刑が確定するまで収監される場所であり、死刑囚の場合は、刑の確定すなわち死刑執行まで収監される東京拘置所。何度も前を通って気になる存在だったモスク・東京ジャーミイ。ドヤ街・山谷。江東区横網にある、東京大空襲の犠牲者を祀った東京都慰霊堂。大村益次郎が官軍兵士を祀った東京招魂社、のちの靖国神社。東京都中央卸売市場食肉市場、または芝浦と場、または「屠る」という言葉をぼかさない芝浦屠場。東京入国管理局。
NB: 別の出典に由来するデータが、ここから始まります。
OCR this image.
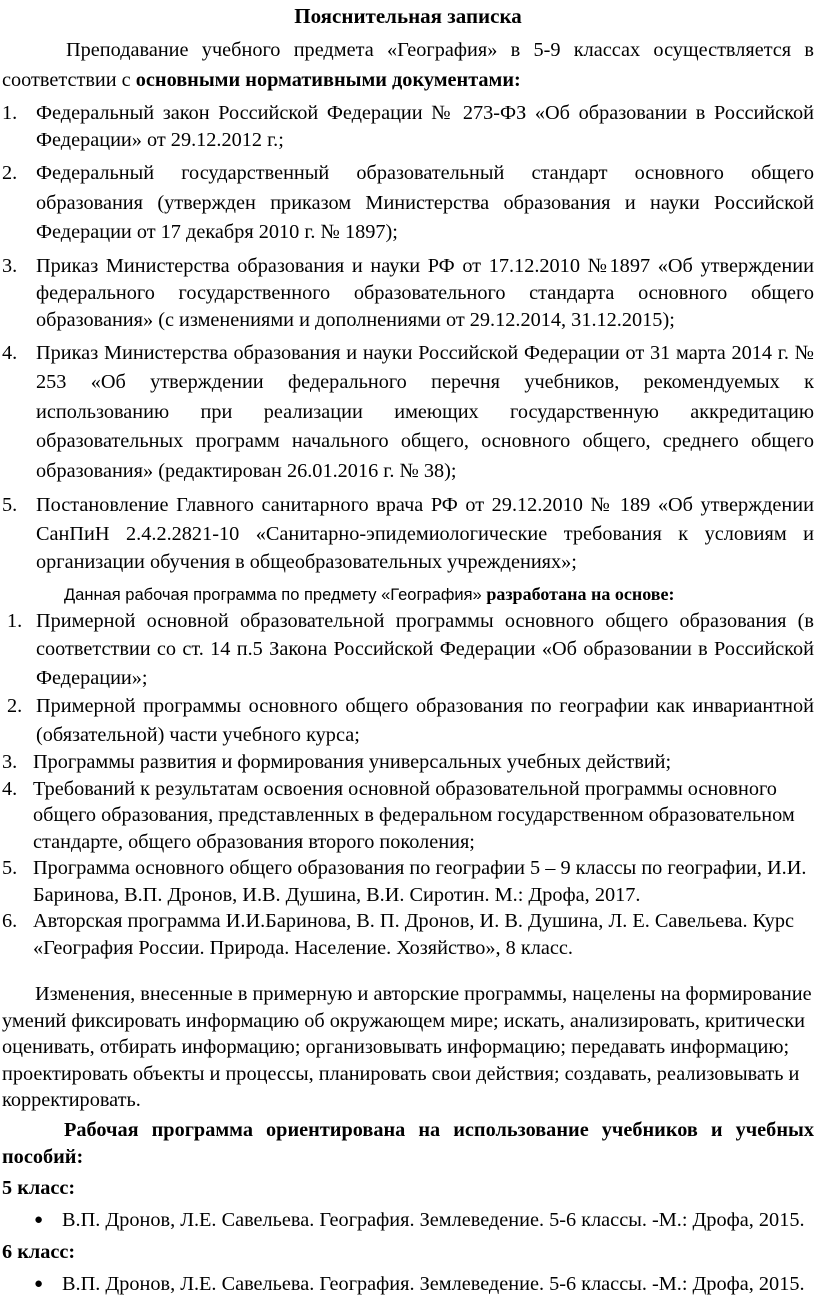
Пояснительная записка

Преподавание учебного предмета «География» в 5-9 классах осуществляется в соответствии с основными нормативными документами:

1. Федеральный закон Российской Федерации № 273-ФЗ «Об образовании в Российской Федерации» от 29.12.2012 г.;
2. Федеральный государственный образовательный стандарт основного общего образования (утвержден приказом Министерства образования и науки Российской Федерации от 17 декабря 2010 г. № 1897);
3. Приказ Министерства образования и науки РФ от 17.12.2010 №1897 «Об утверждении федерального государственного образовательного стандарта основного общего образования» (с изменениями и дополнениями от 29.12.2014, 31.12.2015);
4. Приказ Министерства образования и науки Российской Федерации от 31 марта 2014 г. № 253 «Об утверждении федерального перечня учебников, рекомендуемых к использованию при реализации имеющих государственную аккредитацию образовательных программ начального общего, основного общего, среднего общего образования» (редактирован 26.01.2016 г. № 38);
5. Постановление Главного санитарного врача РФ от 29.12.2010 № 189 «Об утверждении СанПиН 2.4.2.2821-10 «Санитарно-эпидемиологические требования к условиям и организации обучения в общеобразовательных учреждениях»;

Данная рабочая программа по предмету «География» разработана на основе:

1. Примерной основной образовательной программы основного общего образования (в соответствии со ст. 14 п.5 Закона Российской Федерации «Об образовании в Российской Федерации»;
2. Примерной программы основного общего образования по географии как инвариантной (обязательной) части учебного курса;
3. Программы развития и формирования универсальных учебных действий;
4. Требований к результатам освоения основной образовательной программы основного общего образования, представленных в федеральном государственном образовательном стандарте, общего образования второго поколения;
5. Программа основного общего образования по географии 5 – 9 классы по географии, И.И. Баринова, В.П. Дронов, И.В. Душина, В.И. Сиротин. М.: Дрофа, 2017.
6. Авторская программа И.И.Баринова, В. П. Дронов, И. В. Душина, Л. Е. Савельева. Курс «География России. Природа. Население. Хозяйство», 8 класс.

Изменения, внесенные в примерную и авторские программы, нацелены на формирование умений фиксировать информацию об окружающем мире; искать, анализировать, критически оценивать, отбирать информацию; организовывать информацию; передавать информацию; проектировать объекты и процессы, планировать свои действия; создавать, реализовывать и корректировать.

Рабочая программа ориентирована на использование учебников и учебных пособий:

5 класс:
● В.П. Дронов, Л.Е. Савельева. География. Землеведение. 5-6 классы. -М.: Дрофа, 2015.
6 класс:
● В.П. Дронов, Л.Е. Савельева. География. Землеведение. 5-6 классы. -М.: Дрофа, 2015.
確かに直視しないようになっている側面があることが否定できない存在ばかりであり、読んでいてなるほどそうなのかと知ったことも多い。そして、視線がぐにゃりと知らぬ間に曲っている以上、それぞれに不条理な点が見え隠れする。著者の呟きは、その非対称さをざらざらとした手で触れるようなものに思われる。しかし、それだけだ。脈絡のない無駄話が多く、ルポと呼ぶには不充分である。
ついでに、撮っておいた『A』(1998年)を半分弱だけ観た。それだけで言うのは良くないかもしれないが、歪められた事象をざらざらと触り、宙ぶらりんにしたまま酒を呑み続けているような印象である。なかなか難しいプロセスの提示という、映像の作り方は半ば納得できる。しかし、このような文章でのルポは、書籍という形での再生産に耐えないのではないか。